Steps/Code to Reproduce

from pyts.decomposition import SingularSpectrumAnalysis
ssa_params = {'window_size': 0.35, 'groups': None}
arr_input = np.random.rand(550,480)
arr_output = SingularSpectrumAnalysis(**ssa_params).fit_transform(arr_input)

Versions

NumPy 1.20.3
SciPy 1.6.2
Scikit-Learn 0.24.2
Numba 0.54.0
Pyts 0.11.0

Thank you for pointing this out.

The good news is that the decomposition is independent for each time series, so it can be performed on the whole dataset using batches/chunks. It is likely to take longer but it would require less memory.

I had a quick look at scikit-learn source code and found one instance in which they use a try except loop to avoid this issue.
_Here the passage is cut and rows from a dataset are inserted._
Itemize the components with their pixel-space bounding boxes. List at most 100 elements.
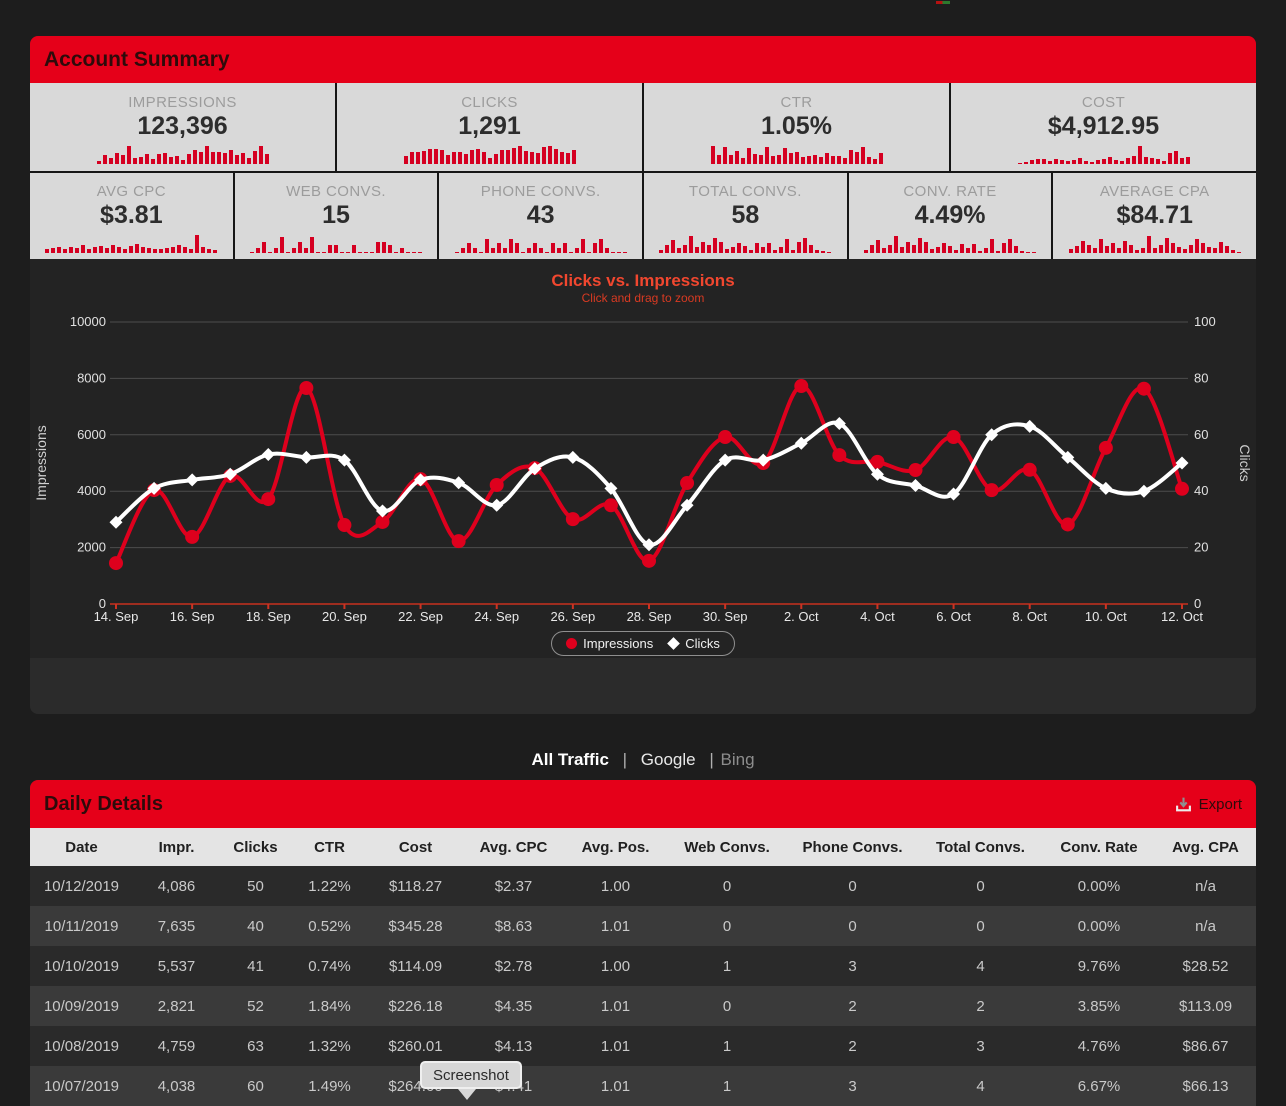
data-point-clicks[interactable]: [262, 448, 275, 461]
cell-avg-pos: 1.00: [564, 866, 667, 906]
data-point-impressions[interactable]: [832, 448, 846, 462]
cell-clicks: 63: [220, 1026, 291, 1066]
tab-google[interactable]: Google: [641, 750, 696, 769]
data-point-clicks[interactable]: [186, 473, 199, 486]
dashboard-page: { "colors": { "accent_red": "#e50019", "…: [0, 0, 1286, 1104]
svg-text:10000: 10000: [70, 314, 106, 329]
cell-total-convs: 3: [918, 1026, 1043, 1066]
cell-date: 10/12/2019: [30, 866, 133, 906]
data-point-impressions[interactable]: [1175, 482, 1189, 496]
data-point-impressions[interactable]: [794, 379, 808, 393]
legend-item-clicks[interactable]: Clicks: [669, 636, 720, 651]
data-point-impressions[interactable]: [642, 554, 656, 568]
kpi-sparkline: [1069, 233, 1241, 253]
data-point-impressions[interactable]: [1099, 441, 1113, 455]
cell-phone-convs: 0: [787, 866, 918, 906]
column-header-avg-cpc[interactable]: Avg. CPC: [463, 828, 564, 866]
kpi-label: COST: [1082, 94, 1125, 111]
data-point-impressions[interactable]: [947, 430, 961, 444]
cell-date: 10/10/2019: [30, 946, 133, 986]
data-point-clicks[interactable]: [909, 479, 922, 492]
kpi-row-1: IMPRESSIONS123,396CLICKS1,291CTR1.05%COS…: [30, 83, 1256, 173]
data-point-impressions[interactable]: [1023, 463, 1037, 477]
kpi-label: AVG CPC: [97, 183, 166, 200]
cell-ctr: 0.52%: [291, 906, 368, 946]
kpi-label: PHONE CONVS.: [481, 183, 601, 200]
kpi-sparkline: [864, 233, 1036, 253]
svg-text:10. Oct: 10. Oct: [1085, 609, 1127, 624]
table-row: 10/09/20192,821521.84%$226.18$4.351.0102…: [30, 986, 1256, 1026]
cell-web-convs: 1: [667, 1026, 787, 1066]
cell-phone-convs: 3: [787, 1066, 918, 1106]
data-point-impressions[interactable]: [1137, 382, 1151, 396]
data-point-clicks[interactable]: [566, 451, 579, 464]
data-point-impressions[interactable]: [985, 483, 999, 497]
kpi-card-cost: COST$4,912.95: [951, 83, 1256, 171]
tab-bing[interactable]: Bing: [721, 750, 755, 769]
data-point-clicks[interactable]: [1023, 420, 1036, 433]
column-header-cost[interactable]: Cost: [368, 828, 463, 866]
column-header-conv-rate[interactable]: Conv. Rate: [1043, 828, 1155, 866]
cell-total-convs: 2: [918, 986, 1043, 1026]
data-point-impressions[interactable]: [1061, 517, 1075, 531]
cell-clicks: 50: [220, 866, 291, 906]
column-header-avg-cpa[interactable]: Avg. CPA: [1155, 828, 1256, 866]
cell-cost: $114.09: [368, 946, 463, 986]
column-header-avg-pos[interactable]: Avg. Pos.: [564, 828, 667, 866]
cell-impr: 4,086: [133, 866, 220, 906]
data-point-impressions[interactable]: [490, 478, 504, 492]
data-point-impressions[interactable]: [185, 530, 199, 544]
svg-text:2000: 2000: [77, 540, 106, 555]
kpi-label: IMPRESSIONS: [128, 94, 237, 111]
cell-impr: 4,038: [133, 1066, 220, 1106]
data-point-impressions[interactable]: [337, 518, 351, 532]
legend-label-impressions: Impressions: [583, 636, 653, 651]
cell-avg-pos: 1.01: [564, 986, 667, 1026]
chart-legend-row: Impressions Clicks: [30, 631, 1256, 657]
tooltip-label: Screenshot: [433, 1067, 509, 1084]
kpi-card-web-convs: WEB CONVS.15: [235, 173, 440, 259]
data-point-impressions[interactable]: [566, 512, 580, 526]
data-point-impressions[interactable]: [718, 430, 732, 444]
cell-avg-pos: 1.01: [564, 1026, 667, 1066]
column-header-date[interactable]: Date: [30, 828, 133, 866]
kpi-label: CONV. RATE: [903, 183, 996, 200]
data-point-impressions[interactable]: [680, 476, 694, 490]
column-header-impr[interactable]: Impr.: [133, 828, 220, 866]
cell-ctr: 1.32%: [291, 1026, 368, 1066]
data-point-impressions[interactable]: [299, 381, 313, 395]
chart-plot-area[interactable]: 0200040006000800010000020406080100Impres…: [30, 309, 1256, 631]
cell-clicks: 41: [220, 946, 291, 986]
svg-text:16. Sep: 16. Sep: [170, 609, 215, 624]
cell-avg-cpc: $8.63: [463, 906, 564, 946]
data-point-clicks[interactable]: [1137, 485, 1150, 498]
svg-text:24. Sep: 24. Sep: [474, 609, 519, 624]
kpi-value: $84.71: [1116, 201, 1192, 230]
cell-date: 10/08/2019: [30, 1026, 133, 1066]
data-point-impressions[interactable]: [261, 492, 275, 506]
tab-all-traffic[interactable]: All Traffic: [531, 750, 608, 769]
tooltip-tail-icon: [458, 1089, 476, 1100]
kpi-sparkline: [45, 233, 217, 253]
export-button[interactable]: Export: [1175, 796, 1242, 813]
column-header-phone-convs[interactable]: Phone Convs.: [787, 828, 918, 866]
column-header-web-convs[interactable]: Web Convs.: [667, 828, 787, 866]
svg-text:8. Oct: 8. Oct: [1012, 609, 1047, 624]
data-point-clicks[interactable]: [300, 451, 313, 464]
kpi-sparkline: [404, 144, 576, 164]
data-point-impressions[interactable]: [109, 556, 123, 570]
kpi-row-2: AVG CPC$3.81WEB CONVS.15PHONE CONVS.43TO…: [30, 173, 1256, 259]
kpi-value: $4,912.95: [1048, 112, 1159, 141]
column-header-ctr[interactable]: CTR: [291, 828, 368, 866]
data-point-impressions[interactable]: [452, 534, 466, 548]
cell-date: 10/07/2019: [30, 1066, 133, 1106]
status-speck: [936, 1, 950, 4]
legend-item-impressions[interactable]: Impressions: [566, 636, 653, 651]
column-header-total-convs[interactable]: Total Convs.: [918, 828, 1043, 866]
column-header-clicks[interactable]: Clicks: [220, 828, 291, 866]
cell-total-convs: 4: [918, 1066, 1043, 1106]
data-point-impressions[interactable]: [909, 463, 923, 477]
data-point-clicks[interactable]: [490, 499, 503, 512]
data-point-impressions[interactable]: [604, 498, 618, 512]
export-label: Export: [1199, 796, 1242, 813]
pandas.read_csv has a chunksize parameter to read a CSV file using chunks, which is useful when one wants to apply a processing to a large DataFrame that will decrease the memory usage. Instead of loading the whole CSV file as a single DataFrame and applying the processing on the whole DataFrame, it loads the CSV file by chunks and one can apply the processing on each chunk one at a time. Likewise, it decreases memory usage at the expense of runtime.

I think that both solutions could be implemented:

  • The try except loop would just be a check to see if the whole dataset (or each chunk) can be processed at once.
  • A chunksize parameter could be added to set the number of time series in each chunk: the processing would then be applied on each chunk of time series, one at a time.

What do you think?

Awesome! Thanks for providing me with concrete solutions. I will definitely try those options.